Happy Bali DiversWe all know that scuba diving and snorkeling are very relaxing and enjoyable hobbies, but did you ever think that it was good for your health as well? As divers, we don’t hear about the benefits of diving as much as the dangers that scuba diving presents. Does diving actually enhance your well-being?

Of course it does, and in a variety of ways. Not only is it good for our bodies, it also builds our mental and emotional health.

Here are five major reasons why scuba diving (and even snorkeling!) is good for your health.

Physical Fitness

While diving can aid our well-being in many ways, one of the most important is improving our physical fitness. Fighting currents, swimming around reefs and powering back to the boat are just a few of the exercises that scientists say improve our cardiovascular health and allow us to burn up to 500 calories per hour when scuba diving.

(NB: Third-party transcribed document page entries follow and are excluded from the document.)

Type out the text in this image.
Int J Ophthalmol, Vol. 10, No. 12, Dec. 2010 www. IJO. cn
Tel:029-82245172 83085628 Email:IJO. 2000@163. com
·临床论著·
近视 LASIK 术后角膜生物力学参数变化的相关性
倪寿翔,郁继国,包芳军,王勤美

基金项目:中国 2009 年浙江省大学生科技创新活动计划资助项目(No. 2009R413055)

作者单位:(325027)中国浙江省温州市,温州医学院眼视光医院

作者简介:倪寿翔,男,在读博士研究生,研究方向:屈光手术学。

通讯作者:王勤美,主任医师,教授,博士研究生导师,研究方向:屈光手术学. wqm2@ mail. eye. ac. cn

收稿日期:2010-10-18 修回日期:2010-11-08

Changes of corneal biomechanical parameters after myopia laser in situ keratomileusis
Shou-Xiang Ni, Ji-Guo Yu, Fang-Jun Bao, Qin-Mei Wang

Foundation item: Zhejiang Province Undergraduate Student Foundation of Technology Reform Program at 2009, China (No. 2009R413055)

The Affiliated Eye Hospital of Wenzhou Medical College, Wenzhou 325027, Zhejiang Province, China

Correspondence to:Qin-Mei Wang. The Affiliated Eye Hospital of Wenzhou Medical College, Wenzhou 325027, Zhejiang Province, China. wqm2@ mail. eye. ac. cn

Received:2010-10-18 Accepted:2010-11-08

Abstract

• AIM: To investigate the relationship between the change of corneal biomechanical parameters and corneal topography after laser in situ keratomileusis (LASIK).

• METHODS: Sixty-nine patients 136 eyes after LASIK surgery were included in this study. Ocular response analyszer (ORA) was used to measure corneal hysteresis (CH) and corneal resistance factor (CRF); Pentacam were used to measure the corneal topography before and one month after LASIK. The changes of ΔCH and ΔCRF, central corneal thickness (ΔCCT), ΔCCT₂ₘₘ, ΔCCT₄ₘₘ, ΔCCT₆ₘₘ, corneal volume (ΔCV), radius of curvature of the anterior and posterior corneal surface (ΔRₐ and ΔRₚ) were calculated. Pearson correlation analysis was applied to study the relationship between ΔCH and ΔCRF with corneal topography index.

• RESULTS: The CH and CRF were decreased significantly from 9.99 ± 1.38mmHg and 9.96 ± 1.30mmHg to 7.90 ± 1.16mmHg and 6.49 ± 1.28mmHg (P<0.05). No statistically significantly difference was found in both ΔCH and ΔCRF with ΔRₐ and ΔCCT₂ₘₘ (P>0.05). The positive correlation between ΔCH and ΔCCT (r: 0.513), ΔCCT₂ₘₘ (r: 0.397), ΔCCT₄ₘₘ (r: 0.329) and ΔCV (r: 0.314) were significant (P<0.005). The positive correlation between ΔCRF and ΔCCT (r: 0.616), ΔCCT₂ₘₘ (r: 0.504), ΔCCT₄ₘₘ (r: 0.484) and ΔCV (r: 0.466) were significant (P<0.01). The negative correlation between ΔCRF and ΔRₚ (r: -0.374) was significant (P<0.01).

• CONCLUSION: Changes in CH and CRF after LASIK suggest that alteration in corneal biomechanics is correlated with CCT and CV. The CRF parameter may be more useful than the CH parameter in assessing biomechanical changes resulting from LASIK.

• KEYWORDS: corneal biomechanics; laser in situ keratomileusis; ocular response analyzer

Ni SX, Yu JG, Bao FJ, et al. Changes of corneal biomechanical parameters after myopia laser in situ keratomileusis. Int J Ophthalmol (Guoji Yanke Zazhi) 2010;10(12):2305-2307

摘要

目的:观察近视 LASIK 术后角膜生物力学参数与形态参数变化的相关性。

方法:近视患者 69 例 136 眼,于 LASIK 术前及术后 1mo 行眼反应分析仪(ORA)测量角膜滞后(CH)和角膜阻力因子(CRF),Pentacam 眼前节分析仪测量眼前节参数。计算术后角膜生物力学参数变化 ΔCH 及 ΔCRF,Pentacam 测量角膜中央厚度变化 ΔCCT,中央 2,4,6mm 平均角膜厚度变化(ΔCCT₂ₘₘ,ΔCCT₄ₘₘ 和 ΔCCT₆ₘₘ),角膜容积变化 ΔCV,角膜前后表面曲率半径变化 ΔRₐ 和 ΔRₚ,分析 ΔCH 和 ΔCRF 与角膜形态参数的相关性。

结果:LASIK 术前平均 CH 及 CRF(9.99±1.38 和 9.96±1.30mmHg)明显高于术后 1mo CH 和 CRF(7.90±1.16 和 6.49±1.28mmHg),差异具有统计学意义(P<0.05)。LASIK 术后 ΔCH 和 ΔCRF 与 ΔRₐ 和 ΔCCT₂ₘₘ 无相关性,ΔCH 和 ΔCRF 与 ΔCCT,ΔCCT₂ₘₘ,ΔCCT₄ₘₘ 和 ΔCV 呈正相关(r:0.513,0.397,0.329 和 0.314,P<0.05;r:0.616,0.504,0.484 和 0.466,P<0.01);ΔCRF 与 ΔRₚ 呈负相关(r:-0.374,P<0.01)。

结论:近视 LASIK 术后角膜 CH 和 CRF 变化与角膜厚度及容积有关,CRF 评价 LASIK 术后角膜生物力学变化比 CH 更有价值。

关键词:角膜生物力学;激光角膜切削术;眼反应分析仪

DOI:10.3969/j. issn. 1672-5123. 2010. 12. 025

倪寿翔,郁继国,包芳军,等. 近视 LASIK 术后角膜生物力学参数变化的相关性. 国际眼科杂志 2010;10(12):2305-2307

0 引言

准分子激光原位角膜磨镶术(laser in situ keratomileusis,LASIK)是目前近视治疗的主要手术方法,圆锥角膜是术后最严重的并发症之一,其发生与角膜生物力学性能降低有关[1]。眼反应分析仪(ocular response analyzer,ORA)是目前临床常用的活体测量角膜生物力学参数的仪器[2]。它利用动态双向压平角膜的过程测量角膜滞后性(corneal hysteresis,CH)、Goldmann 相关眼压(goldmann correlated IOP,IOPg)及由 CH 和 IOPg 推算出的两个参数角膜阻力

In addition, dive preparation activities such as lifting tanks and weight belts or walking with equipment on strengthens back, leg and arm muscles. Those who dive regularly will see the benefit of both increased muscle mass and less body fat.

Deep Breathing

Controlled, deep breathing is as natural to divers as it is to fish in the water. It’s something we all practice from day 1 as it increases our dive times and reduces the risk of lung expansion injury. This ability has enormous health impacts. First, deep breathing induces a calm state of mind just like in meditation or yoga, giving divers a positive attitude and reducing stress. Scientists even believe slow, controlled breathing can prevent depression or mania.

In addition to mental health benefits, deep breathing also aids us physiologically as well. Not only does this exercise increase lung capacity, strengthen the respiratory system and balance the nervous system, it also increases our oxygen intake. Scientists believe more oxygen in the body stimulates circulation, raises energy levels, and benefits major organ function.

Water Therapy

Many scientists believe there is nothing more relaxing that being submerged in the water. In fact, Dr. John C. Lilly, a neuro-physiologist, invented flotation therapy in 1954. He proved that weightlessness is one way to put the body into a state of total relaxation.

In a similar vein, scuba diving is akin to meditation. Under the water, divers can’t help but clear their mind and focus on the sounds of their breathing. After all, there is not much else to listen to. Both of these effects result in alleviating the body’s stress response and rejuvenating the mind.

The Marine Life Effect

It’s widely accepted that watching fish in a fish tank has a calming effect. Imagine how amplified this must be when we are watching fish in an entire ocean. The appearance of the ease at which marine life floats through life not only relaxes us but also enables positive feelings about our own life.

Furthermore, the colors that we encounter under the water also affect our moods. Bright colors like those found in fish and coral have an uplifting effect whereas cool colors, like the blue of the ocean, have a calming effect. Altogether, the kaleidoscope of colors makes us divers happier people.

A Sense of Community

Nothing makes lifelong friends faster than common interests and shared experiences. It’s likely that you may still keep in contact with your Open Water course classmates. That’s because diving is an exhilarating feeling shared by a very close, but small, community. As such, you are sure to make great friends with fellow divers on every trip and therefore increase your social well-being. In fact, some scientists believe that there is nothing better for preventing mental health disorders than having a good sense of community.

So, there you have it. Scuba diving makes us happier, fitter, calmer and more social people! We’d like to think these advantages massively outweigh any potential dangers scuba diving may present. So grab your fins, don your mask and find your nearest body of water. It’s time to take advantage of these scuba diving benefits!